Thursday, November 13, 2008

hurts so good

Last night was the regular Wednesday night track practice. We did a warm-up, 10x200, and a cool down. I tend to do better with longer intervals, so I really had to work at the 200s (1/8 mile). It went really well! I started out at about 48 seconds and sped up to 45-46 seconds, then maintained that pace throughout. I think that might have been running too hard, but I was glad I did it. Um.. until I woke up this morning. Oh my goodness, I don't know that I've ever seen sore from a track workout before, but man was I sore today. All the muscles through my hips and quads hurt. It's a good thing! This is the area I've been struggling to strengthen. It's finally happening!

I have one more workout tomorrow before my Saturday morning long run. It's supposed to snow on Saturday, so wish me luck. It will be my longest run ever--14 miles!

In other news, things at school have been...exciting?
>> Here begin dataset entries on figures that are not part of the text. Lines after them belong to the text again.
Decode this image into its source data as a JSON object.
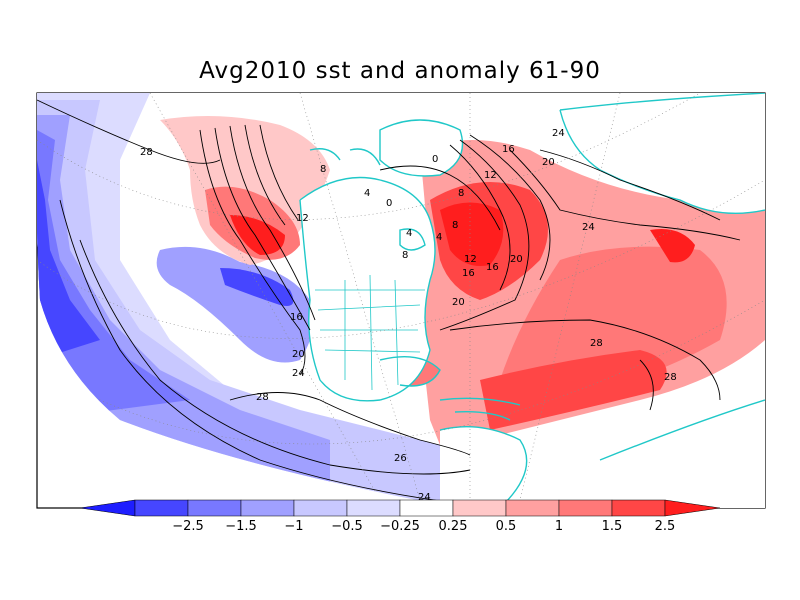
{
  "title": "Avg2010 sst and anomaly 61-90",
  "colorbar": {
    "labels": [
      "-2.5",
      "-1.5",
      "-1",
      "-0.5",
      "-0.25",
      "0.25",
      "0.5",
      "1",
      "1.5",
      "2.5"
    ],
    "colors": [
      "#1e1eff",
      "#4646ff",
      "#7878ff",
      "#a0a0ff",
      "#c8c8ff",
      "#dcdcff",
      "#ffffff",
      "#ffc8c8",
      "#ffa0a0",
      "#ff7878",
      "#ff4646",
      "#ff1e1e"
    ]
  },
  "contour_labels": [
    "28",
    "8",
    "12",
    "16",
    "20",
    "24",
    "28",
    "26",
    "24",
    "4",
    "8",
    "12",
    "16",
    "20",
    "0",
    "8",
    "4",
    "0",
    "8",
    "4",
    "16",
    "12",
    "16",
    "20",
    "24",
    "28",
    "28",
    "20",
    "24"
  ],
  "map": {
    "land_color": "#ffffff",
    "coast_color": "#20c8c8",
    "contour_color": "#000000"
  }
}
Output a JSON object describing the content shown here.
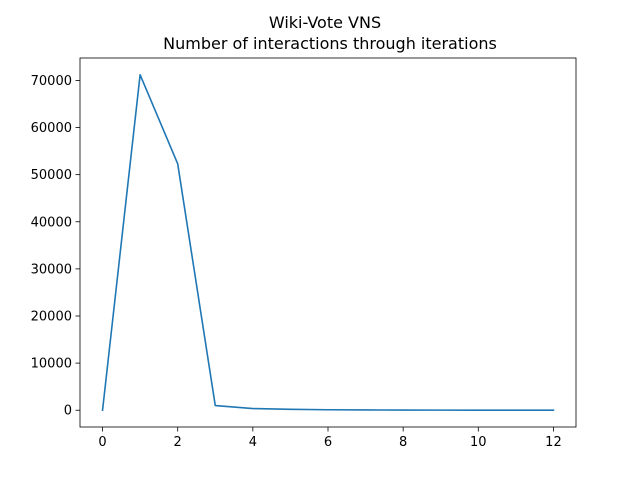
{
  "chart_data": {
    "type": "line",
    "title": "Wiki-Vote VNS",
    "subtitle": "Number of interactions through iterations",
    "xlabel": "",
    "ylabel": "",
    "xlim": [
      -0.6,
      12.6
    ],
    "ylim": [
      -3560,
      74760
    ],
    "grid": false,
    "x_ticks": [
      0,
      2,
      4,
      6,
      8,
      10,
      12
    ],
    "y_ticks": [
      0,
      10000,
      20000,
      30000,
      40000,
      50000,
      60000,
      70000
    ],
    "x_tick_labels": [
      "0",
      "2",
      "4",
      "6",
      "8",
      "10",
      "12"
    ],
    "y_tick_labels": [
      "0",
      "10000",
      "20000",
      "30000",
      "40000",
      "50000",
      "60000",
      "70000"
    ],
    "series": [
      {
        "color": "#1f77b4",
        "x": [
          0,
          1,
          2,
          3,
          4,
          5,
          6,
          7,
          8,
          9,
          10,
          11,
          12
        ],
        "y": [
          0,
          71200,
          52300,
          1000,
          350,
          200,
          100,
          60,
          30,
          20,
          10,
          5,
          0
        ]
      }
    ]
  }
}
My funding for spring is uncertain, so I have been searching for opportunities on campus and trying to make plans in case nothing comes through. Also, as of today, I can see the light at the end of the long, dark tunnel between the qual and the prelim. I think I will be able to schedule it pretty soon. Stay tuned.

Sunday, November 9, 2008

For the dedicated

Yesterday was a test in dedication. It was about 37 degrees, overcast, and windy. Yet we met, a handful of weather-hardy alumni to complete our Saturday run. For those of us training for Disney, we had 12 miles in front of us. I took plenty of breaks and even walked a few minutes of the course. I was proud of our little group for sticking it out! After the run Jaymie and I waited for another teammate to finish. It was fun to sit and talk and catch up. I'm getting used to the idea that I'll be heading inside for most of my mid-week runs from here on out.
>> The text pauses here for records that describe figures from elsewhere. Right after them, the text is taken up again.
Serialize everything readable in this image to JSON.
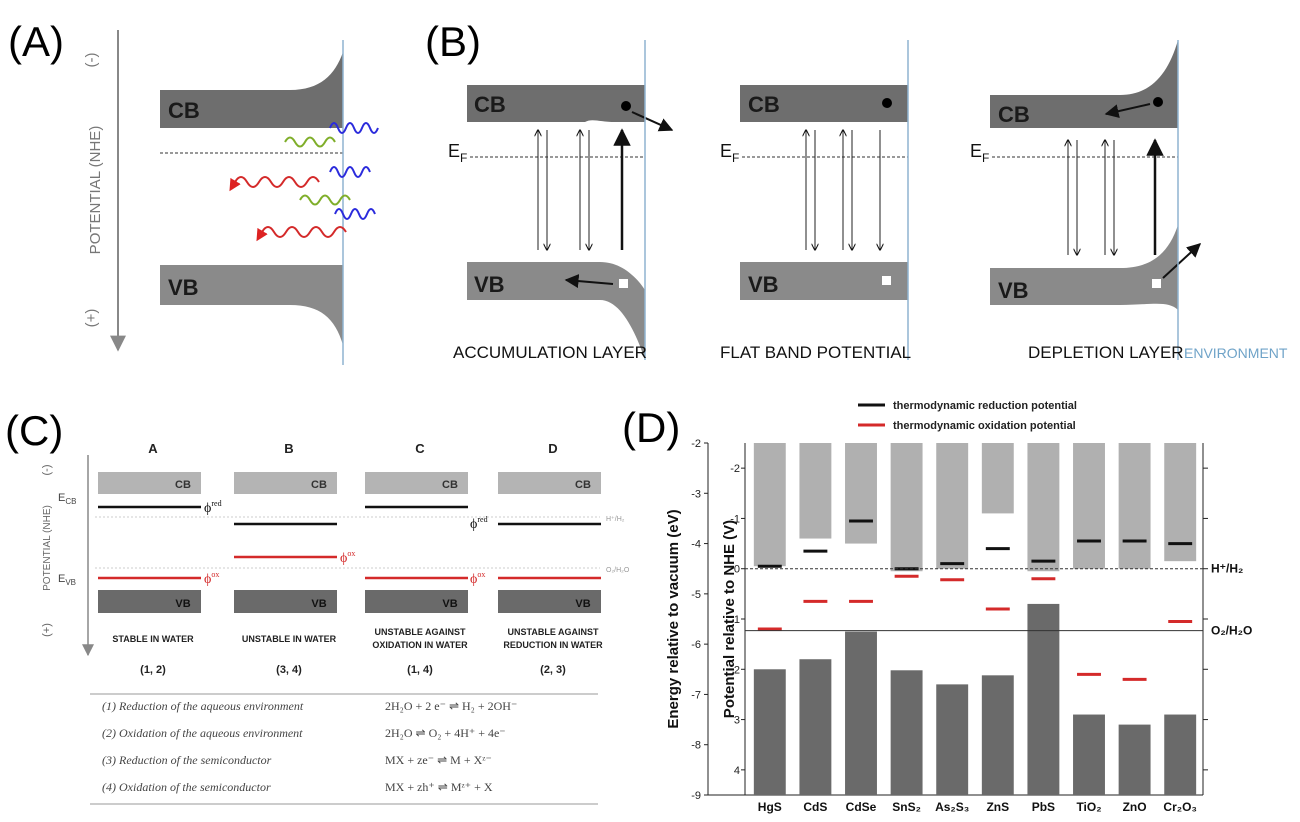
{
  "panels": {
    "a": {
      "letter": "(A)",
      "y_axis": "POTENTIAL (NHE)",
      "minus": "(-)",
      "plus": "(+)",
      "cb": "CB",
      "vb": "VB"
    },
    "b": {
      "letter": "(B)",
      "cb": "CB",
      "vb": "VB",
      "ef": "E",
      "ef_sub": "F",
      "layers": [
        "ACCUMULATION LAYER",
        "FLAT BAND POTENTIAL",
        "DEPLETION LAYER"
      ],
      "environment": "ENVIRONMENT"
    },
    "c": {
      "letter": "(C)",
      "y_axis": "POTENTIAL (NHE)",
      "minus": "(-)",
      "plus": "(+)",
      "ecb": "E",
      "ecb_sub": "CB",
      "evb": "E",
      "evb_sub": "VB",
      "h_label": "H⁺/H₂",
      "o_label": "O₂/H₂O",
      "phi_red": "ϕ",
      "red_sup": "red",
      "phi_ox": "ϕ",
      "ox_sup": "ox",
      "cases": [
        {
          "head": "A",
          "cb": "CB",
          "vb": "VB",
          "caption": [
            "STABLE IN WATER"
          ],
          "reactions": "(1, 2)"
        },
        {
          "head": "B",
          "cb": "CB",
          "vb": "VB",
          "caption": [
            "UNSTABLE IN WATER"
          ],
          "reactions": "(3, 4)"
        },
        {
          "head": "C",
          "cb": "CB",
          "vb": "VB",
          "caption": [
            "UNSTABLE AGAINST",
            "OXIDATION IN WATER"
          ],
          "reactions": "(1, 4)"
        },
        {
          "head": "D",
          "cb": "CB",
          "vb": "VB",
          "caption": [
            "UNSTABLE AGAINST",
            "REDUCTION IN WATER"
          ],
          "reactions": "(2, 3)"
        }
      ],
      "equations": [
        {
          "label": "(1) Reduction of the aqueous environment",
          "eq": "2H₂O + 2 e⁻ ⇌ H₂ + 2OH⁻"
        },
        {
          "label": "(2) Oxidation of the aqueous environment",
          "eq": "2H₂O ⇌ O₂ + 4H⁺ + 4e⁻"
        },
        {
          "label": "(3) Reduction of the semiconductor",
          "eq": "MX + ze⁻ ⇌ M + Xᶻ⁻"
        },
        {
          "label": "(4) Oxidation of the semiconductor",
          "eq": "MX + zh⁺ ⇌ Mᶻ⁺ + X"
        }
      ]
    },
    "d": {
      "letter": "(D)",
      "legend_red": "thermodynamic reduction potential",
      "legend_ox": "thermodynamic oxidation potential",
      "h_label": "H⁺/H₂",
      "o_label": "O₂/H₂O",
      "colors": {
        "cb_bar": "#b0b0b0",
        "vb_bar": "#6a6a6a",
        "red_line": "#111111",
        "ox_line": "#d42a2a"
      }
    }
  },
  "chart_data": {
    "type": "bar",
    "title": "",
    "categories": [
      "HgS",
      "CdS",
      "CdSe",
      "SnS₂",
      "As₂S₃",
      "ZnS",
      "PbS",
      "TiO₂",
      "ZnO",
      "Cr₂O₃"
    ],
    "xlabel": "",
    "ylabel": "Energy relative to vacuum (eV)",
    "y2label": "Potential relative to NHE (V)",
    "ylim": [
      -2,
      -9
    ],
    "yticks": [
      -2,
      -3,
      -4,
      -5,
      -6,
      -7,
      -8,
      -9
    ],
    "y2ticks": [
      -2,
      -1,
      0,
      1,
      2,
      3,
      4
    ],
    "y2_grid_labels": [
      -2,
      -1,
      0,
      1,
      2,
      3,
      4
    ],
    "reference_lines": [
      {
        "name": "H⁺/H₂",
        "value": -4.5
      },
      {
        "name": "O₂/H₂O",
        "value": -5.73
      }
    ],
    "series": [
      {
        "name": "CB",
        "values": [
          -4.45,
          -3.9,
          -4.0,
          -4.55,
          -4.5,
          -3.4,
          -4.55,
          -4.5,
          -4.5,
          -4.35
        ]
      },
      {
        "name": "VB",
        "values": [
          -6.5,
          -6.3,
          -5.75,
          -6.52,
          -6.8,
          -6.62,
          -5.2,
          -7.4,
          -7.6,
          -7.4
        ]
      },
      {
        "name": "thermodynamic reduction potential",
        "values": [
          -4.45,
          -4.15,
          -3.55,
          -4.5,
          -4.4,
          -4.1,
          -4.35,
          -3.95,
          -3.95,
          -4.0
        ]
      },
      {
        "name": "thermodynamic oxidation potential",
        "values": [
          -5.7,
          -5.15,
          -5.15,
          -4.65,
          -4.72,
          -5.3,
          -4.7,
          -6.6,
          -6.7,
          -5.55
        ]
      }
    ],
    "grid": false,
    "legend": "top"
  }
}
On the fundraising front, my husband had a great idea--raffle off a Wii! I've talked to several teammates about this and everyone thinks it's a great idea. I'm working now to nail down a ticket price. Let me know if you are interested in buying a chance on the Wii!!

Thursday, November 6, 2008

weather's turning

My beyond crazy schedule is making it ever-more difficult to find the time to get a run in every day. The only way it was going to happen today (which was making up for yesterday's missed run) was to get up early and head out. It was gorgeous. The sky was clear along the horizon during sunrise. I could tell that it would be an overcast morning, but it wasn't yet. It was cool out, maybe 55, but not cold. Shorts and a long-sleeved shirt were all I needed. Then, even by the time I left the house for work the weather had started to turn. Most of the day was vaguely damp and unpleasant. That made me appreciate my early morning run even more. There was a slim piece of beautiful today, and I savored it.
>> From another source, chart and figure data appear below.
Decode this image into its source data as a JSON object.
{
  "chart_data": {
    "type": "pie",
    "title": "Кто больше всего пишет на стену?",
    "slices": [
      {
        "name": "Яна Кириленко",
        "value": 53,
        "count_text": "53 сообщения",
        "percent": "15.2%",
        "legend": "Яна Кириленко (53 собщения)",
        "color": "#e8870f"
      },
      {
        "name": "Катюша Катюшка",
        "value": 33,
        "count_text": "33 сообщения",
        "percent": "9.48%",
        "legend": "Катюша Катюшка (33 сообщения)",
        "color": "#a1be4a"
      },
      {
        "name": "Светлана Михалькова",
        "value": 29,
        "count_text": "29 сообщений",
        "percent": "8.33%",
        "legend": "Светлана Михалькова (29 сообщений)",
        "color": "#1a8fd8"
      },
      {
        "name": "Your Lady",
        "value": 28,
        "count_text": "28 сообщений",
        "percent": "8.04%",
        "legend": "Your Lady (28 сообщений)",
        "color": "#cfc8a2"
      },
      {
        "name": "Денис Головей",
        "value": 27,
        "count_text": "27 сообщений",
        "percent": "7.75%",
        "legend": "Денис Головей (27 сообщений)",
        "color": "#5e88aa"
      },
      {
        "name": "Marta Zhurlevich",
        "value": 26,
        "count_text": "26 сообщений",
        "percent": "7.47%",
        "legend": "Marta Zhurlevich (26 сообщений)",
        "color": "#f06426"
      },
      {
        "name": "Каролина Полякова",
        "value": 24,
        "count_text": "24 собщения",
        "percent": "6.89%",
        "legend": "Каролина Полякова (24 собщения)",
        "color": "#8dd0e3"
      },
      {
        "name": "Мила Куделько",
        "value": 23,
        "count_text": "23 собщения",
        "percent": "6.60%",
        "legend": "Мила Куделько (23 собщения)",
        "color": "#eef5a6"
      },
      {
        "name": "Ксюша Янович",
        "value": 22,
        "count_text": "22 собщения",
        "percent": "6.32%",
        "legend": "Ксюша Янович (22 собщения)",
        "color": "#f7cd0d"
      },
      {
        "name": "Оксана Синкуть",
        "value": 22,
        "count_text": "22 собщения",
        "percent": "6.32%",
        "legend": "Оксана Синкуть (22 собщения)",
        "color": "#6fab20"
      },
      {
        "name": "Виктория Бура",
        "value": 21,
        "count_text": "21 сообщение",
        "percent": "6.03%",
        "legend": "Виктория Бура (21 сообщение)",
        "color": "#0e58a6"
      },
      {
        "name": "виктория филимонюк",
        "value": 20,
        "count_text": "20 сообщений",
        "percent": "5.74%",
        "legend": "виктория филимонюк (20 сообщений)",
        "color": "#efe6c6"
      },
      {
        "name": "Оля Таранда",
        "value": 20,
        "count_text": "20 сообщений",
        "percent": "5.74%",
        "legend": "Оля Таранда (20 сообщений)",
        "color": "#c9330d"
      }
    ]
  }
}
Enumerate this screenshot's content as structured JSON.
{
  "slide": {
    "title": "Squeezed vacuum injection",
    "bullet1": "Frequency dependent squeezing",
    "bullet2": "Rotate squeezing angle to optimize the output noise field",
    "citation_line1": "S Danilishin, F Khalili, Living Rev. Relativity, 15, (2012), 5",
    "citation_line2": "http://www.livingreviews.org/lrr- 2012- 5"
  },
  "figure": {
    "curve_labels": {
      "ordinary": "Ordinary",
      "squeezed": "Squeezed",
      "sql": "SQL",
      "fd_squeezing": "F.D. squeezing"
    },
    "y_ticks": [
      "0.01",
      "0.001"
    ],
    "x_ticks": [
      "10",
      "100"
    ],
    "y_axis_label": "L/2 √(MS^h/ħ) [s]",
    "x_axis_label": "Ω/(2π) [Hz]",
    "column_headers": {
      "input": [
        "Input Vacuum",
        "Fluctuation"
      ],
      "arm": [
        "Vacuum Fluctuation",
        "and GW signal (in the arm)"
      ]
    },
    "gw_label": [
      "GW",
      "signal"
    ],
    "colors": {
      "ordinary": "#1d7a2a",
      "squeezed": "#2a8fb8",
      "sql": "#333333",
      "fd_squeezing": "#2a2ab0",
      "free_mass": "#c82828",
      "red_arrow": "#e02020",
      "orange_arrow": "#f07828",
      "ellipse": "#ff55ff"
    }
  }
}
I don't want to make this an Elliot blog, but every now and then I just can't resist. He has a new favorite toy: a shiny silver bow. That's right. As in a bow you would put on a Christmas present. He is completely mesmerized by it.

I love that little boy.

Saturday, November 1, 2008

back at it

After Wednesday's track practice I finished the week with a 2.7 mile Friday afternoon run. Feeling pretty good about my gentle return to training after the Indy half, I headed out this morning for my long run. The schedule for today said 8 miles. I was thankful for the cut-back in mileage, since I've been easing back into training. What a beautiful morning! It's November and I was wearing shorts! The leaves were magnificent in the park. It was the perfect long run to get back into things. By early afternoon I was surprisingly sore already. I feel like I'm heading into the long haul now. It feels good.

Fundraising is going more slowly than I had hoped. I had a few nice donations from friends this week, but I haven't heard back from the corporate and institutional contacts I've tried. Hopefully there will be some news this week!